Stell dir vor, es ist Sonntagabend, 1990. Du sitzt vor dem Fernseher, die Titelmelodie der Lindenstraße erklingt und dann plötzlich passiert es: Am Ende der aktuellen Folge gibt es einen Schockmoment zu sehen, der die deutsche TV-Landschaft für immer verändert. Zwei Männer küssen sich leidenschaftlich vor ganz Deutschland. Was heute (für die meisten) völlig normal erscheint, sorgte damals für einen XXL-Skandal.
Ein Meilenstein der TV-Geschichte: Dieser Kuss veränderte alles
Lang, lang ist's her: Wir schreiben das Jahr 1990 und die Lindenstraße lockt jeden Sonntag Millionen von Zuschauern vor die Bildschirme. Schon damals genoss die Serie den Ruf, gesellschaftlich relevante Themen aufzugreifen, an die sich die glattgebügelte TV-Welt sonst nicht herangewagt hatte.

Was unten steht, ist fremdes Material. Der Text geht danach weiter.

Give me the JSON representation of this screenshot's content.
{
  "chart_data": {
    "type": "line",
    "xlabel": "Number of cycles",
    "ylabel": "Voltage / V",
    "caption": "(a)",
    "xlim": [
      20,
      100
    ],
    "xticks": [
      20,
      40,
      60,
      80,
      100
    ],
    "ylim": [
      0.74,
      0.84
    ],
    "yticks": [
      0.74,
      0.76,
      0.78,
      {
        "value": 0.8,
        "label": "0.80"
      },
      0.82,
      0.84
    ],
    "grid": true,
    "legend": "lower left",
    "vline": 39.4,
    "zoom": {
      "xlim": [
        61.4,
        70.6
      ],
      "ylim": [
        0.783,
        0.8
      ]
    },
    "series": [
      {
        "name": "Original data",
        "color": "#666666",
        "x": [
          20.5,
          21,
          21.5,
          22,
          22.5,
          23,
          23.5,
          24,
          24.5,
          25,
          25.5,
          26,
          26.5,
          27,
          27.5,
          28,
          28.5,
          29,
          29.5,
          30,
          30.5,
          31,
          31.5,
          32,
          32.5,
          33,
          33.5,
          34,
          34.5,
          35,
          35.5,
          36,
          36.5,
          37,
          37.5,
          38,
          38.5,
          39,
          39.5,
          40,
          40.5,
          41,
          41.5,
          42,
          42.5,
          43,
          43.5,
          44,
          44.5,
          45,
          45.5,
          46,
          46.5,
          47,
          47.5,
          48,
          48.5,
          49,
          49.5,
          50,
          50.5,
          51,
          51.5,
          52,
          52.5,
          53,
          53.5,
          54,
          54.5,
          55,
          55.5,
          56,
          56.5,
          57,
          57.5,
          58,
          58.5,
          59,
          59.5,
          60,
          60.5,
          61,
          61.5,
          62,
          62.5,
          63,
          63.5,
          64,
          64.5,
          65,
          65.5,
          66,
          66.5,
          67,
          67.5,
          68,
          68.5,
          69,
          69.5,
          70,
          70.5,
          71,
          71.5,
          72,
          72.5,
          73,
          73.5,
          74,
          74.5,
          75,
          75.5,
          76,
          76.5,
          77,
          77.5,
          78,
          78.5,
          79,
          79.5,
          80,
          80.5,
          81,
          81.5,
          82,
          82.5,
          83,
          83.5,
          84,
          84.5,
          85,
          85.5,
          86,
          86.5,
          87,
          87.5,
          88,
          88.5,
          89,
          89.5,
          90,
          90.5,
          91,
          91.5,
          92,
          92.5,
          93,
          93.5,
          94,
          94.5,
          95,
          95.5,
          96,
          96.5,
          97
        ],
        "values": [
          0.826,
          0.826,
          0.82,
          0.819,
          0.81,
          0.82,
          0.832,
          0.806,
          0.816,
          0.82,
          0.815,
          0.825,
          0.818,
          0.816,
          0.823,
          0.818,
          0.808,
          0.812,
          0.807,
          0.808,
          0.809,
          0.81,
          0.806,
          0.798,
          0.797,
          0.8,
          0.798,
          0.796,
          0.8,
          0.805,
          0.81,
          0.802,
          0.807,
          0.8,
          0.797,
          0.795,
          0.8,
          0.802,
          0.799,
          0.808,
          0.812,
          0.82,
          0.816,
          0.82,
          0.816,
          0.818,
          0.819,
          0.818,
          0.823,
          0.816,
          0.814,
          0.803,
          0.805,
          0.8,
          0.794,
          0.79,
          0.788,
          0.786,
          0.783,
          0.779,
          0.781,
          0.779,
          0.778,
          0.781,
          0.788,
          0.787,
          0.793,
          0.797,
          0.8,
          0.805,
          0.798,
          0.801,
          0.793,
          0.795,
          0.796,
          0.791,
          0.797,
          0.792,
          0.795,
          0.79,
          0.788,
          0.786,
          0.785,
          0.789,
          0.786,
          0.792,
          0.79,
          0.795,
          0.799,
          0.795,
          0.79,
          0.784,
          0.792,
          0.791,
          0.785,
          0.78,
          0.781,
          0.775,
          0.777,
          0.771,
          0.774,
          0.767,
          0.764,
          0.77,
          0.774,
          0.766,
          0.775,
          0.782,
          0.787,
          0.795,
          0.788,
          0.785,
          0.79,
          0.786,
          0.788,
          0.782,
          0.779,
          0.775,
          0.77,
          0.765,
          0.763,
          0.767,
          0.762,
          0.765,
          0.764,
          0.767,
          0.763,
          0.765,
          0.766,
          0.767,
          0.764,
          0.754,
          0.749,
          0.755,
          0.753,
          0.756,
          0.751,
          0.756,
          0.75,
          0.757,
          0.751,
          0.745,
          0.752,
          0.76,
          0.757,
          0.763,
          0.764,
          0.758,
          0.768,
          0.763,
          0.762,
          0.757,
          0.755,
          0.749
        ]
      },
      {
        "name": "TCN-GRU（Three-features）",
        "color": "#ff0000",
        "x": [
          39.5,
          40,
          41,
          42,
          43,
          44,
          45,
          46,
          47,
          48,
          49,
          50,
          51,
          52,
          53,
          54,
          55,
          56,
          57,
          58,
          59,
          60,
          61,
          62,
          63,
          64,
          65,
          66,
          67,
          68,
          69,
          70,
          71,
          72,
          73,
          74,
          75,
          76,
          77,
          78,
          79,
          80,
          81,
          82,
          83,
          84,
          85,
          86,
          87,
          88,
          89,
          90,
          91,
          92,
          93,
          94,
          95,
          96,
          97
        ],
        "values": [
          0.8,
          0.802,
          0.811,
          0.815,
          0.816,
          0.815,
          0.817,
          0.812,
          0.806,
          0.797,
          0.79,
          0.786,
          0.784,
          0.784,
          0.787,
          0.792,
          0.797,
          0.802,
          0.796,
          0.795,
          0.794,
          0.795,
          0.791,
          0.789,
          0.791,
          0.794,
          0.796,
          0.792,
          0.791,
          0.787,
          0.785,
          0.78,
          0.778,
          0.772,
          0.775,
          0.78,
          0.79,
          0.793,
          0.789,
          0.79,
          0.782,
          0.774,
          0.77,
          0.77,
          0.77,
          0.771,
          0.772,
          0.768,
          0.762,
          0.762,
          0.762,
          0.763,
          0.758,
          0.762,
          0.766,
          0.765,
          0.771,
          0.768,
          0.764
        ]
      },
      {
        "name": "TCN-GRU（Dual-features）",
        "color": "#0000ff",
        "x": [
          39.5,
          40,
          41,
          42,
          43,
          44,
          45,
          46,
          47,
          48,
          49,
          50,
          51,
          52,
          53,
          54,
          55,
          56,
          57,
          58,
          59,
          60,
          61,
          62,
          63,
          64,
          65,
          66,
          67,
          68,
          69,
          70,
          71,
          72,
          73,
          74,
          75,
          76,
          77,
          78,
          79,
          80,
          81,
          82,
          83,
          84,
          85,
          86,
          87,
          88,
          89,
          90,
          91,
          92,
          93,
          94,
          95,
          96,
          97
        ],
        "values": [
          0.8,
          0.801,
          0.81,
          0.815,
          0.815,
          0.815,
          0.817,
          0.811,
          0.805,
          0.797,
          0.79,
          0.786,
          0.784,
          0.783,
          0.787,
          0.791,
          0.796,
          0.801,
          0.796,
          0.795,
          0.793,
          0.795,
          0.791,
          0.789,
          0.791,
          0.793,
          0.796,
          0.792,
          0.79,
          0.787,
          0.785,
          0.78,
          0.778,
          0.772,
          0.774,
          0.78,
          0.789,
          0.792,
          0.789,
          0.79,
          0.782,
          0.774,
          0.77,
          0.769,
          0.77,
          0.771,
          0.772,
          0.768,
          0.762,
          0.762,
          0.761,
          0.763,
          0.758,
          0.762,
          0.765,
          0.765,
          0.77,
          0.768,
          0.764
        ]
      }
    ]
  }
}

Einer dieser Skandal-Momente fand am 18. März 1990, in Folge 224 statt: Carsten Flöter (Georg Uecker) und Robert Engel (Martin Armknecht) küssen sich vor laufender Kamera. 1987 hatte die Lindenstraße bereits einen flüchtigen Kuss zwischen zwei Männern gesendet, doch 1990 gingen sie dann aufs Ganze: Erstmals wurden zwei Männer bei einem intensiven Zungenkuss voller Leidenschaft gezeigt. Ein absolutes Novum im Genre der Vorabendserien, die gerne mal einen Bogen um polarisierende Themen machten.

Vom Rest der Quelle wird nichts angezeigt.